Bunda menangis meratapi penyesalan luka yang ada pada paha Ve. Betapa ia bertaruh nyawa saat melahirkannya, dan kejamnya sang Ayah yang tidak menemaninya malah melukai bayi tidak berdosa itu.
“Ya sudah ini!!” bentak Lukas sinis.
Jika Ve sudah mengerti mungkin ia akan berkata
Apa salah ku ayah?
Apa salah bunda ku ayah?
Mengapa engkau harus bersikap kasar kepadaku dan bunda?
***
Ekonomi dalam keluarga Ve sangat tidak stabil. Apalagi setelah ayah dipecat dari pekerjaannya.
Seminggu sebelum Ayah dipecat, Bunda terserang sakit,sedangkan ayah tidak kunjung pulang. Bunda merasa lehernya seperti dicekik, dan ia melihat bayangan besar berwarna hitam sedang mencekiknya. Mak dan saudara lain mengaji disamping Bunda berharap penyakit atau makhluk halus penganggu segera pergi, namun Bunda masih saja merasa ketakutan dan kesakitan. Tejo abang dari Bunda sangat khawatir dengan keadaan adiknya.
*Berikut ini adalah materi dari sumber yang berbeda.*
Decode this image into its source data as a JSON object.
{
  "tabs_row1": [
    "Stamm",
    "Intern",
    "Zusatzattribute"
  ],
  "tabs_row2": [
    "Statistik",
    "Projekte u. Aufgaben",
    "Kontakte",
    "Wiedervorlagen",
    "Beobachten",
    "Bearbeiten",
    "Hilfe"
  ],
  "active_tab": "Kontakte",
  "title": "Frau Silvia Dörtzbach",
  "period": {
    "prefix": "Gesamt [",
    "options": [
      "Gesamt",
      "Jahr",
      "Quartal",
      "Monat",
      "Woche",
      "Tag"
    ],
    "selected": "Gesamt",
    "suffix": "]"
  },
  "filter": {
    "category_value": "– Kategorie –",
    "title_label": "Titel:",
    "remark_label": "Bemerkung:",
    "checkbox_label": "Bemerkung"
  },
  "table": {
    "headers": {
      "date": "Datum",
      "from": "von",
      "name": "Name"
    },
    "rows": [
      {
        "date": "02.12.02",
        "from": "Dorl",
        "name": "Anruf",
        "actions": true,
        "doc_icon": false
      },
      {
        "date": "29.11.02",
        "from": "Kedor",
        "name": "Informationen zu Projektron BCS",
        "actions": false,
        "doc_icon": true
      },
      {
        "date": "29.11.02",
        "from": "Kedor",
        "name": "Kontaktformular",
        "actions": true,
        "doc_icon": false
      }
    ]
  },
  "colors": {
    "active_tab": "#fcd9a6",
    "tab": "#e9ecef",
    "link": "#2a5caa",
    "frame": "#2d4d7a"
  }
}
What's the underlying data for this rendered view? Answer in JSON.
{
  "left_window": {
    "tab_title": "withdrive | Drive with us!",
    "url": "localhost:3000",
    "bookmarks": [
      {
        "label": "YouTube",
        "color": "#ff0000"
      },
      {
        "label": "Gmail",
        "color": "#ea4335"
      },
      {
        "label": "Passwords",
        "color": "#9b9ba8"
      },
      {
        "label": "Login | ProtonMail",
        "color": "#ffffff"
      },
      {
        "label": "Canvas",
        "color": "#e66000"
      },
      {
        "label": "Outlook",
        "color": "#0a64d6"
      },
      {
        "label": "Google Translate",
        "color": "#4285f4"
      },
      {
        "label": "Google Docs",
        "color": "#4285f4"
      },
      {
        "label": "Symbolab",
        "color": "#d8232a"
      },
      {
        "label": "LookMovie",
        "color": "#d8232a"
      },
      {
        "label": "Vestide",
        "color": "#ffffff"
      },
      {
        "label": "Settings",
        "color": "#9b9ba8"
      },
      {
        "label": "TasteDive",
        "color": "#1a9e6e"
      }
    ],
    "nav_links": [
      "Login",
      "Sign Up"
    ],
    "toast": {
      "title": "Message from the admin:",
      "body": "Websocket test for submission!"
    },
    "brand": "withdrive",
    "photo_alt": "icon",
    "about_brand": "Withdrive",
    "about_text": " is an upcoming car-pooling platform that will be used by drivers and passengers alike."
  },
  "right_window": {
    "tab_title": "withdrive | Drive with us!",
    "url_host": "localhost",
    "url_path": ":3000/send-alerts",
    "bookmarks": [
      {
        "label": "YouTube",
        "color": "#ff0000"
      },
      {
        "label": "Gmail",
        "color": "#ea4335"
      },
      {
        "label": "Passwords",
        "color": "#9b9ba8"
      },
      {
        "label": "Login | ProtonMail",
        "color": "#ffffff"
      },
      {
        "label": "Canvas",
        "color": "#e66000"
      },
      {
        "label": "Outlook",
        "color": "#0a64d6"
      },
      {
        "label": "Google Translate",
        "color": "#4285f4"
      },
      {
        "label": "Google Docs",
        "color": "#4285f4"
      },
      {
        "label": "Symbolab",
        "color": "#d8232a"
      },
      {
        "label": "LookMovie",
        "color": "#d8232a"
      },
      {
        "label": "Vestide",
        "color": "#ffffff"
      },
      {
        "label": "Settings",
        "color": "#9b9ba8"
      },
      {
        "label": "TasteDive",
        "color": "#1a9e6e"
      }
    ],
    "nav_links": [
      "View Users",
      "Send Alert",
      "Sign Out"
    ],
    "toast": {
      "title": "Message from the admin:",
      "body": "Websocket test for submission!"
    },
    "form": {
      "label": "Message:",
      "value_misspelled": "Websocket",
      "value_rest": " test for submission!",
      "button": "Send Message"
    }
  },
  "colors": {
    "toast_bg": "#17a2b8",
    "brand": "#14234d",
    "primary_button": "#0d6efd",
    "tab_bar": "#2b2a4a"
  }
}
Dan tiba-tiba ia menunjuk suatu benda yang berada didalam lemari hias.
“Nah.. itu dia” geram Tejo.
“Apa Jo, apa yang kamu tau?” tanya Mak.
“Ini Mak yang buat Ranti menjadi seperti ini. Pasti Si Keparat itu yang menyimpannya dirumah ini” jelas Tejo dengan memperlihatkan sebuah keris yang ada didalam lemari.
Segeralah keris itu diamankan oleh orang pintar tetangga Mak. Bunda terlihat sudah mulai tenang dibandingkan dengan kegelisahan tadi.
“Dasar kau keparat kurang ajar!!” sambar Tejo melihat Ayah baru datang.
“Apa-apaan ini?!!” ujar Ayah.
“Apa sebenarnya yang kau inginkan?? Untuk apa kamu menyimpan benda-benda seperti itu?!! Tidak kah kau sadar, bila itu membahayakan keluarga mu sendiri!!”
“Seseorang yang memberikannya kepada ku” sahut Ayah tenang.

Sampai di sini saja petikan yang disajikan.